Your Fathers, Where Are They? And the Prophets, Do They Live Forever?
- Author: Dave Eggers
- Cover artist: T. S. Hawkins and Stephanie Ross
- Language: English
- Genre: Novel
- Publisher: Alfred A. Knopf, McSweeney's
- Publication date: June 17, 2014
- Publication place: United States
- Media type: Print (hardcover and electronic book) and audiobook
- Pages: 212 pp (first edition, hardcover)
- ISBN: 978-1-101-87419-6 (first edition, hardcover), ISBN 978-0-307-94754-3 (eBook)

= Your Fathers, Where Are They? And the Prophets, Do They Live Forever? =

2014 novel by Dave Eggers

Your Fathers, Where Are They? And the Prophets, Do They Live Forever? is a 2014 novel by Dave Eggers. The book's title is a quotation from the Bible (Zechariah 1:5).

==Plot summary==
The book, told entirely in dialogue, follows the story of Thomas, a troubled man in his thirties haunted by the death of his friend Don Banh in a police shooting two years earlier. In an attempt to resolve the questions in his mind, he kidnaps seven people and brings them to a deserted Army base on the California coast, where he chains them to posts inside the abandoned buildings and forces them to discuss issues of concern to him, principally the lack of purpose and direction granted by American society to young men like him.
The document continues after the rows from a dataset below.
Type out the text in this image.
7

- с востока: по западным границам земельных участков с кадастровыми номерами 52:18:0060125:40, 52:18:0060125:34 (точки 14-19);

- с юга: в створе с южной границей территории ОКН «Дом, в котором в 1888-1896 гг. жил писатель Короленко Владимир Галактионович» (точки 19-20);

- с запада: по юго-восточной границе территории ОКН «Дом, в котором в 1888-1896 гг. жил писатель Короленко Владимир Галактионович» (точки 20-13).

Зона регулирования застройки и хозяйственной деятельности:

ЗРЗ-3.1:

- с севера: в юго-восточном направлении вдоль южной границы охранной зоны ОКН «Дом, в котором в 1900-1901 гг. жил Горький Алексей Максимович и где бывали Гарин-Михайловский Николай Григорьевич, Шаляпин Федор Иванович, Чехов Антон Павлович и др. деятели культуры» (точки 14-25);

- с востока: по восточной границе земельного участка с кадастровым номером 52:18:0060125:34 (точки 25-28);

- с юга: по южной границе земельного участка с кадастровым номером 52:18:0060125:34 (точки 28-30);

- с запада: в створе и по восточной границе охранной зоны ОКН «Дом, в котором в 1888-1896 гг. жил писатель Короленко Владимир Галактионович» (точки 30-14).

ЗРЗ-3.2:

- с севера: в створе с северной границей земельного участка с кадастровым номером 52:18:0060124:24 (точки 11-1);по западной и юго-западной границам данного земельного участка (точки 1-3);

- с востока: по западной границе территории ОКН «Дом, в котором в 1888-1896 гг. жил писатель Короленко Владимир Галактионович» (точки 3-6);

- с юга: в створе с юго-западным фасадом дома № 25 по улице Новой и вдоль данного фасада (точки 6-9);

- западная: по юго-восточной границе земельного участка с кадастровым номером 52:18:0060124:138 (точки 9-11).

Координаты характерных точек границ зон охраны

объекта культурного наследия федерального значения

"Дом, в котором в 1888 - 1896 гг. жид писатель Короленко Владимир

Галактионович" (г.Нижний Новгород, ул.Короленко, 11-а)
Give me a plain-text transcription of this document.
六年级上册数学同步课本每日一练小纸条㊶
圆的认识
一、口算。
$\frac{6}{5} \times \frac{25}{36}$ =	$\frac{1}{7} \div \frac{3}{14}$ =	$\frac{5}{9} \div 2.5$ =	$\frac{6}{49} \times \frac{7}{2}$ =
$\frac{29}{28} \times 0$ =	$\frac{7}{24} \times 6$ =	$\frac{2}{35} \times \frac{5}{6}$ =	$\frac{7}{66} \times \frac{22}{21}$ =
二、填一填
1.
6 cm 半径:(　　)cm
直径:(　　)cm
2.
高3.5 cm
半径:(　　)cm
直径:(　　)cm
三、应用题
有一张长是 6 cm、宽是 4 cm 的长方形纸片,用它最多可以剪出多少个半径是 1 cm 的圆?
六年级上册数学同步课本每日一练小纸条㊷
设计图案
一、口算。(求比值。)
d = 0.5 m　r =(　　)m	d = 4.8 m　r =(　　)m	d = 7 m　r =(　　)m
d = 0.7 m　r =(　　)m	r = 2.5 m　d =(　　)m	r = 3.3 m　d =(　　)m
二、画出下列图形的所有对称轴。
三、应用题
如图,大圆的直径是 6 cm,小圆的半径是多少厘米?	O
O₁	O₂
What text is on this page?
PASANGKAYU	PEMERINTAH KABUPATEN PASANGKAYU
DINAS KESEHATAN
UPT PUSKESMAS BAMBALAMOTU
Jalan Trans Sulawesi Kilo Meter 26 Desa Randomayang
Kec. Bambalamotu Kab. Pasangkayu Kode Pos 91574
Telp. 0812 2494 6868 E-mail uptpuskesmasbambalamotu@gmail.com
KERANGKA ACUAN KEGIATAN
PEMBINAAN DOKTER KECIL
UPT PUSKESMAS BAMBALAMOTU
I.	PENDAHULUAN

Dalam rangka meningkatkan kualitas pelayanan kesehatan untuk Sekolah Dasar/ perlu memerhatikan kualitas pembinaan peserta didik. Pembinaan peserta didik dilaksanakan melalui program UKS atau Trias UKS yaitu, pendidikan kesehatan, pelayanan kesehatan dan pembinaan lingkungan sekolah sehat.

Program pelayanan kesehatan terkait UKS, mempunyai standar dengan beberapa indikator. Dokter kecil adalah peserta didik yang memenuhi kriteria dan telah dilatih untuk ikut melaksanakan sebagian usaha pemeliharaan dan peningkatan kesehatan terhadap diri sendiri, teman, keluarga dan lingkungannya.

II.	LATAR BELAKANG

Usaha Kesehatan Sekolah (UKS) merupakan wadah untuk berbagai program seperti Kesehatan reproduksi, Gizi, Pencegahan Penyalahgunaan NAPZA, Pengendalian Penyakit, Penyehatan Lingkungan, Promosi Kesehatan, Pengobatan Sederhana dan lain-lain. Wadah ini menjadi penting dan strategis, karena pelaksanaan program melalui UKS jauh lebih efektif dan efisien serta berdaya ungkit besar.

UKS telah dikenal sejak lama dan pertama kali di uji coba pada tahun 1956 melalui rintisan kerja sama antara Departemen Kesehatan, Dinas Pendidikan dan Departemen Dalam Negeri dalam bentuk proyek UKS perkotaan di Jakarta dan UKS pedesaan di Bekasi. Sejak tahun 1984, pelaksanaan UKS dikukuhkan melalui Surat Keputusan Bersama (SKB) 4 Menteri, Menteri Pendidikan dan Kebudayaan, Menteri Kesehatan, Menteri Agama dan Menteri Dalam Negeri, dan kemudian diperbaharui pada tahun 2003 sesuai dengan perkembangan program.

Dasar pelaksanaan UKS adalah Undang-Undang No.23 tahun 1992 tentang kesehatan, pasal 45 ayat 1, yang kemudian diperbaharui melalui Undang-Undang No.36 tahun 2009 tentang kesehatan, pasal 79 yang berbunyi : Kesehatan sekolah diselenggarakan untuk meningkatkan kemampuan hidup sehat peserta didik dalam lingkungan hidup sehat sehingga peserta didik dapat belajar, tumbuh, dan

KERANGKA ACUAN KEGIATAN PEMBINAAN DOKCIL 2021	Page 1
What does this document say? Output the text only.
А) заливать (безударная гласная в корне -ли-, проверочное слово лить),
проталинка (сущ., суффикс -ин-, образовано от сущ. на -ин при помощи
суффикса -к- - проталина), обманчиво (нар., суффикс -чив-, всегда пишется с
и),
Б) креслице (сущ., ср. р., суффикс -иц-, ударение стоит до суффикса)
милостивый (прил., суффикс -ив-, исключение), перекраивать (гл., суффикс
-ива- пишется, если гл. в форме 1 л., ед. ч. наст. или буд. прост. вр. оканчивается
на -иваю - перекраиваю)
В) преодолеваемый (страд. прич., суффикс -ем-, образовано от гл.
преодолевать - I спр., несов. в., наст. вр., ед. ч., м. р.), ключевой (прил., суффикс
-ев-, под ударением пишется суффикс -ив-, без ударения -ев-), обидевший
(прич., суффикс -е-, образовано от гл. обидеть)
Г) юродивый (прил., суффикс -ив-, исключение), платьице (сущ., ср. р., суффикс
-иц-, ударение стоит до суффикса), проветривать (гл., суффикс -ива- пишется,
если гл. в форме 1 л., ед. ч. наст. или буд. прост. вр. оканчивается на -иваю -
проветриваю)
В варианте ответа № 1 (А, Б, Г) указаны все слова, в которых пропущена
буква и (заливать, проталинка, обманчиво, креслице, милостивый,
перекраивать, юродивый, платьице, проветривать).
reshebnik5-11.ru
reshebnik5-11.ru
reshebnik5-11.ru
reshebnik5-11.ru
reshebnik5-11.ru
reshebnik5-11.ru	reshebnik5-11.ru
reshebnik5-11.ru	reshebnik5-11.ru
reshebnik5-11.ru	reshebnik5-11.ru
Thomas first kidnaps Kev Paciorek, a NASA astronaut he knew slightly in college, who always dreamed of flying on the Space Shuttle but has now lost that opportunity with the end of the Shuttle program. Next, Thomas abducts former Congressman Mac Dickinson, a Vietnam veteran who lost two limbs in a grenade accident during the war. The third kidnap victim is a former middle-school teacher who was accused of molesting students and may have molested Thomas and Don. Thomas also abducts his mother, a longtime addict who failed to protect Thomas from the teacher and her string of boyfriends but places the responsibility for his problems on Thomas himself, claiming that he was always strange. Thomas abducts a police officer to discuss the police procedures that led to Don's death (including the 21 Foot Rule), but is shocked to realize that the officer was one of those who shot his friend. The sixth victim is the director of patient access at the hospital where Don died, whom Thomas blames for her role in the cover-up of the fact that Don was shot seventeen times rather than the three claimed in the official report. Thomas had committed arson at the hospital to protest the cover-up but was never charged with the crime.

Thomas' final kidnapping is of Sara, a young woman he has seen walking on the beach beside the Army base during his time there. He believes that he and Sara are destined to be together and asks her to escape with him in a boat. She initially refuses and then claims she has changed her mind, but Thomas realizes she is lying and wants to escape. As police helicopters approach, Thomas returns to the congressman, the one person he kidnapped who he feels has given him understanding and good advice. The book ends as the police arrive and the congressman tells them everyone is safe.

==Reception==
Publishers Weekly described the book as "more tedious deposition than gripping drama." Kirkus Reviews said that "Eggers turns this novel's contrivances into an asset, though overall it feels more like a series of philosophy-symposium prompts than a full-fledged story." The Wall Street Journal commented that "Mr. Eggers creates no plausible characters or dramatic tension". USA Today rated the book two stars out of four, describing it as "Insightful, yes, but sadly no more memorable than tomorrow's headlines." Entertainment Weekly gave the novel a grade of "B−", saying that "the belabored message would've better served a short story than this 200-plus-page hammer to the head."